The projection of NMBR⁺ neurons to the caudal ventral respiratory group (cVRG). (A) Representative imaging of brainstem coronal sections showing that NMBR⁺ neurons (green) comprise a highly restricted population in the sneeze-evoking region (red, labeled by WGA-555 applied to mouse nasal cavity). Neurons were marked by NeuN (blue). (B) Representative imaging showing that NMBR⁺ neurons selectively project to cVRG but no other respiratory regions including the rostral ventral respiratory group (rVRG), pre-BÖtzinger complex (preBÖtC) and BÖtzinger complex (BÖtC) as revealed by axonal tracing in Nmbr^eGFP reporter line.
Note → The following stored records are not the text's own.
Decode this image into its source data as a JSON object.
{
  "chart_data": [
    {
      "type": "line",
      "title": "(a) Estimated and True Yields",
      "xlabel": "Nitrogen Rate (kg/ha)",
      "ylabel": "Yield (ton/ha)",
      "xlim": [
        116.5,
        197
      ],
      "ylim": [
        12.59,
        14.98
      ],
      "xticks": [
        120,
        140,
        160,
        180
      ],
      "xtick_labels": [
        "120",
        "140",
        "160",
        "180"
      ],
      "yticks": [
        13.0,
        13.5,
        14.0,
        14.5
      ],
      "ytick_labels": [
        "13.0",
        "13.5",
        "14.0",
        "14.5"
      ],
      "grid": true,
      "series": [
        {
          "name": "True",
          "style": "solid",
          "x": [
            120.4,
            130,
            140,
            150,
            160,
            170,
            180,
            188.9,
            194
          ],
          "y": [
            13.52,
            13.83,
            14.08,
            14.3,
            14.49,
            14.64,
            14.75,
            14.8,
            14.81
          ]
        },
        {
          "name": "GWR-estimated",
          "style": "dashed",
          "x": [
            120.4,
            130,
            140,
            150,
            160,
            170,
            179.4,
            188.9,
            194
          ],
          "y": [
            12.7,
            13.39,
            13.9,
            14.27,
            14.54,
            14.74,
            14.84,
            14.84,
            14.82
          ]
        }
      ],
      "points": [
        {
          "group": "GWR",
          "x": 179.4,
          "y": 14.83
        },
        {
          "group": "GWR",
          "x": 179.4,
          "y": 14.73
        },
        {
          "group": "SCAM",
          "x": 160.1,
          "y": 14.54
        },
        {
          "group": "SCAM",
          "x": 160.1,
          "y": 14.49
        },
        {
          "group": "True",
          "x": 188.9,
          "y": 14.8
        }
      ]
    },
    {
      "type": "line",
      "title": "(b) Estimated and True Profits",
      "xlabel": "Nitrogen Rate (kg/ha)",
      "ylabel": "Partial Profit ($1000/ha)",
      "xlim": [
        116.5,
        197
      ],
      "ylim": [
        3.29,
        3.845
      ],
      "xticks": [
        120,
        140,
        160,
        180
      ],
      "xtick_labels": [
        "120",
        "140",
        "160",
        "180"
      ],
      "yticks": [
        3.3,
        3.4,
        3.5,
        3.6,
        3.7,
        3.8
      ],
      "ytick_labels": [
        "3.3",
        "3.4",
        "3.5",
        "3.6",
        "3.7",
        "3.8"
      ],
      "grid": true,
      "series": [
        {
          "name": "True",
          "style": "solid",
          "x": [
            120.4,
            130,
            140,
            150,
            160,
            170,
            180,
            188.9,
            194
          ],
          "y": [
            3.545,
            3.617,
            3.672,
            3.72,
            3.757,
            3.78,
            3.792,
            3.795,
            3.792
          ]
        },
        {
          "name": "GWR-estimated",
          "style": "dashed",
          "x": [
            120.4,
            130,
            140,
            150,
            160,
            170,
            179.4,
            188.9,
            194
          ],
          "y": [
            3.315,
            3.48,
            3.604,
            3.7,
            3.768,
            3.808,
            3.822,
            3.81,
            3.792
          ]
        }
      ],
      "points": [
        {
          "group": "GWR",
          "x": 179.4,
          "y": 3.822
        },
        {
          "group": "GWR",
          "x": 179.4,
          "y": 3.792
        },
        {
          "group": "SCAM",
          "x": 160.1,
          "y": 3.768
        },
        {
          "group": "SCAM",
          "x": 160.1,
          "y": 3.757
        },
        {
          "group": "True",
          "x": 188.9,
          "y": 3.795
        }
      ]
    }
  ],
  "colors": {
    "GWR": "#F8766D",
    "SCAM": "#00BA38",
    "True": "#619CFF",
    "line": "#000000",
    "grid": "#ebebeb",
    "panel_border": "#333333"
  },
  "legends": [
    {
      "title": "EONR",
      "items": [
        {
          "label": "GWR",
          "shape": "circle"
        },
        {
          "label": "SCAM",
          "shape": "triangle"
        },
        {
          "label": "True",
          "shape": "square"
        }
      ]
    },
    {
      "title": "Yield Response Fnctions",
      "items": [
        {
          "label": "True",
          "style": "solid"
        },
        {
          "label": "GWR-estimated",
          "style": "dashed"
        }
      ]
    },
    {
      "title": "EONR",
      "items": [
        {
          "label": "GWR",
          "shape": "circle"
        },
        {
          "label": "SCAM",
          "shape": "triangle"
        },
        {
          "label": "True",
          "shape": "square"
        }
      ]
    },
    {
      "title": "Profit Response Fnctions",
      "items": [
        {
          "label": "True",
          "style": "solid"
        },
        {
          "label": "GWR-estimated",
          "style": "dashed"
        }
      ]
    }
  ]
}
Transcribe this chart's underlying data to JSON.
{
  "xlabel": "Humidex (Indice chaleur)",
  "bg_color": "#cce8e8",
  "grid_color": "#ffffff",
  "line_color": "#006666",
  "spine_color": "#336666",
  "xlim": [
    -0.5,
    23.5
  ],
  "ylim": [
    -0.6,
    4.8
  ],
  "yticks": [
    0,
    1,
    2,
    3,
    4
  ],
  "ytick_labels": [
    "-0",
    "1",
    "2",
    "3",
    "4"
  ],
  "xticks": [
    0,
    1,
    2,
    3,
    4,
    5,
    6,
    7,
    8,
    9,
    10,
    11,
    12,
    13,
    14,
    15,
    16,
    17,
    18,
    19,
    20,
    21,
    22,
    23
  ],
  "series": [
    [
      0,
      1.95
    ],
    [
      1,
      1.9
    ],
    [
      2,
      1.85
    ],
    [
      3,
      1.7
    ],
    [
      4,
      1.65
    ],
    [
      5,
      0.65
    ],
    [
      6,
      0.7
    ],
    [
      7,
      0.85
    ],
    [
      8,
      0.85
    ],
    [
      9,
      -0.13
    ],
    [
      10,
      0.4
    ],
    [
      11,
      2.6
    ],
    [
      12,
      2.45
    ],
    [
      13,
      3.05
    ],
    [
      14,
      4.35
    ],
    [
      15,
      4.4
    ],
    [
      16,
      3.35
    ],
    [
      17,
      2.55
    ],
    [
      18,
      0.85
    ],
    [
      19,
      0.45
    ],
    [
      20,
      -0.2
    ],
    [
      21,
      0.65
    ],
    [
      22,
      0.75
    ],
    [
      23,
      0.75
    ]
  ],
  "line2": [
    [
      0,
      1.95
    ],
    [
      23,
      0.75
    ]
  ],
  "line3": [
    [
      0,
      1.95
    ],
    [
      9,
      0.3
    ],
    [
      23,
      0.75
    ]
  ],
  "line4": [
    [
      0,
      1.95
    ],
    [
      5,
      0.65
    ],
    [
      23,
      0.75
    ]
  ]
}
Images on the right show higher-magnification view of each boxed region. (C) Representative imaging showing that NMBR-GFP⁺ nerve fibers (green) express the presynaptic marker synaptophysin 1 (red) and synapse with cVRG neurons (marked by NeuN, blue). (D-E) Retrograde axonal tracing by microinjection of CTB-555 into cVRG of Nmbr^eGFP mice shows that CTB labeled NMBR-GFP⁺ neurons (indicated by arrows) are localized within the sneeze-evoking region in the spinal trigeminal nucleus and absent from other brain regions including the pre-BÖtzinger complex (preBÖ) and nucleus tractus solitarius (NTS). All images shown are representatives of three biologically independent mice. Scale bars: 100 μm. Each dot represents an individual mouse (n=3 mice/group). Data are represented as mean ± SEM. ** P≤0.01, *** P≤0.001. See also Figure S4.

Figure 7:

The synaptic connection between NMBR⁺ neurons and caudal ventral respiratory group (cVRG) neurons is essential for signaling sneezing. (A) Representative traces showing that pharmacological activation of NMBR⁺ neurons using NMB peptide (4 μM) induces robust action potential (AP) firing in cVRG neurons of WT but not Nmbr^−/− mice. (B) NMB peptide evokes robust AP firing in 30% of cVRG neurons recorded in the brainstem slices from WT mice. As a negative control, cVRG neurons of Nmbr^−/− mice display no response to the same NMB treatment. (C) The number of APs fired by WT cVRG neurons 5 min before (B-5) and 0–5 min (A-5), 5–10 min (A-10), and 10–15 min (A-15) after NMB treatment. (D) Representative traces showing that capsaicin (5 μM) induces robust AP firing in cVRG neurons of WT but not Nmb^−/− mice. (E) Capsaicin treatment elicits robust AP firing in 31.8% of cVRG neuron recorded from WT mice but weak or no AP firing from Nmb^−/− mice. (F) The number of APs fired by WT cVRG neurons 5 min before (B-5) and 0–5 min (A-5), 5–10 min (A-10), and 10–15 min (A-15) after capsaicin treatment. (G) Microinjection of NMB peptide (1 pmol in 100 nl) into the cVRG region induces significant sneezing responses in WT but not Nmbr^−/− mice. As a control, microinjection of saline does not induce sneezing. (H) Schematic diagram illustrating the neural pathway for sneezing (nasal NMB⁺ sensory neurons → NMBR⁺ neurons in the sneeze-evoking region → cVRG neurons). TG: trigeminal ganglia; rVRG: rostral ventral respiratory group; preBÖtC: pre-BÖtzinger complex; BÖtC: BÖtzinger complex; DRG: dorsal respiratory group. Each dot represents an individual mouse (n=6–10 mice/group). Data are represented as mean ± SEM. ** P≤0.01.